Naughty James, erzähle ich ihr, den seine Freundin und Muse verließ, schrieb in seinem Blog, er wolle jetzt in den Irak. "Dienen". Vielleicht, schlage ich vor, sollte ich auch zur Fremdenlegion. Wir lachen und stoßen noch einmal an, auf meine heroische Zukunft.

Beim Italiener herrscht teilweise Stromausfall. Die Lampe über unserem Tisch ist aus. Durch leichten Regen geht es durch die Nacht. Zu Hause, kurz vor Mitternacht, erreicht mich eine weitere Nachricht. Ein weiterer Abschied, und ich weiß nicht, welcher schlimmer ist.


 


Mittwoch, 23. Januar 2008


Es gibt Licht. Ist aber nur ein trügerischer Mond

Die Computerstimme liest meinem Anrufbeantworter eine Textnachricht vor. Merkwürdig diese Worte zu hören, durch eine Maske, von einer tonlosen Maschine überbracht.

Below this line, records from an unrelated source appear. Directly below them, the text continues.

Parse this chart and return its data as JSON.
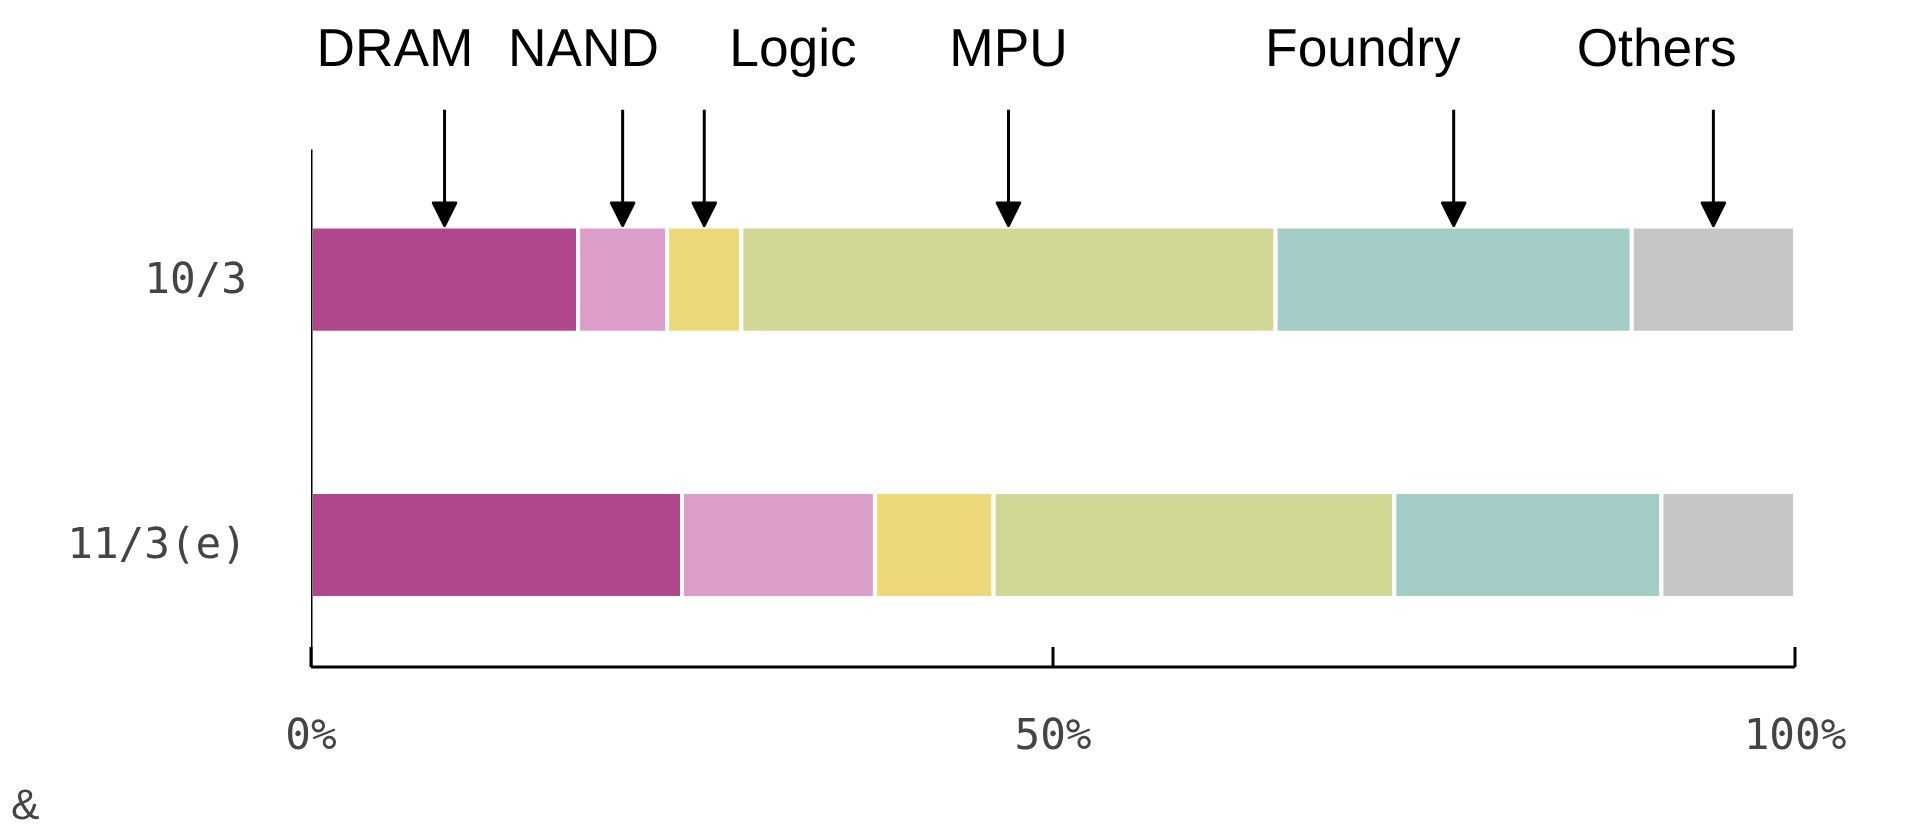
{
  "chart_data": {
    "type": "bar",
    "orientation": "horizontal",
    "stacked": true,
    "categories": [
      "10/3",
      "11/3(e)"
    ],
    "series": [
      {
        "name": "DRAM",
        "color": "#b0478f",
        "values": [
          18,
          25
        ]
      },
      {
        "name": "NAND",
        "color": "#dc9ec8",
        "values": [
          6,
          13
        ]
      },
      {
        "name": "Logic",
        "color": "#ecd878",
        "values": [
          5,
          8
        ]
      },
      {
        "name": "MPU",
        "color": "#d1d896",
        "values": [
          36,
          27
        ]
      },
      {
        "name": "Foundry",
        "color": "#a3cdc6",
        "values": [
          24,
          18
        ]
      },
      {
        "name": "Others",
        "color": "#c6c6c6",
        "values": [
          11,
          9
        ]
      }
    ],
    "xlim": [
      0,
      100
    ],
    "xticks": [
      {
        "value": 0,
        "label": "0%"
      },
      {
        "value": 50,
        "label": "50%"
      },
      {
        "value": 100,
        "label": "100%"
      }
    ],
    "grid": false,
    "annotations": [
      "&"
    ]
  }
}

Ein weiteres Telefonat, das mich berührt. Auf eine merkwürdige Weise. Weil ich da irgendwann nicht mehr weiß, was ich sagen kann, als ich merke... ach, was merke ich schon. Ein Erstaunen, ein Verstehen auch, aber auch die sanftere Form von Eifersucht vielleicht, sollte mir die möglich sein. Die Angst, eine weitere Nähe zu verlieren.

Überhaupt. Dieses wiederum andere Telefonat, das so völlig entgleiste, daß man unsicher wird, über Ursache und Wirkung, Provokation und angemessene Reaktion. Vielleicht die falsche Nummer zur falschen Zeit. Vielleicht gibt es eine bessere Zeit.

Vielleicht ist es der Mond, der prall und dick über dem Wasser hängt. Die Enten sind nervös, quäken so kläglich zu mir hoch, daß ich denke, die sind ja schlimmer als ich. Und vielleicht sogar schlimmer dran. Ich winke ihnen also zu, nur noch mit Wasserglas derzeit, soweit ist es ja schon gekommen. Nur Wasser! Wie soll man da klare Gedanken fassen?

Ich lasse das Licht dann mal im Fenster stehen. Denn tatsächlich verhält es sich so: das Neue ist immer spannend. Einen anderen Wert hat aber die Beständigkeit.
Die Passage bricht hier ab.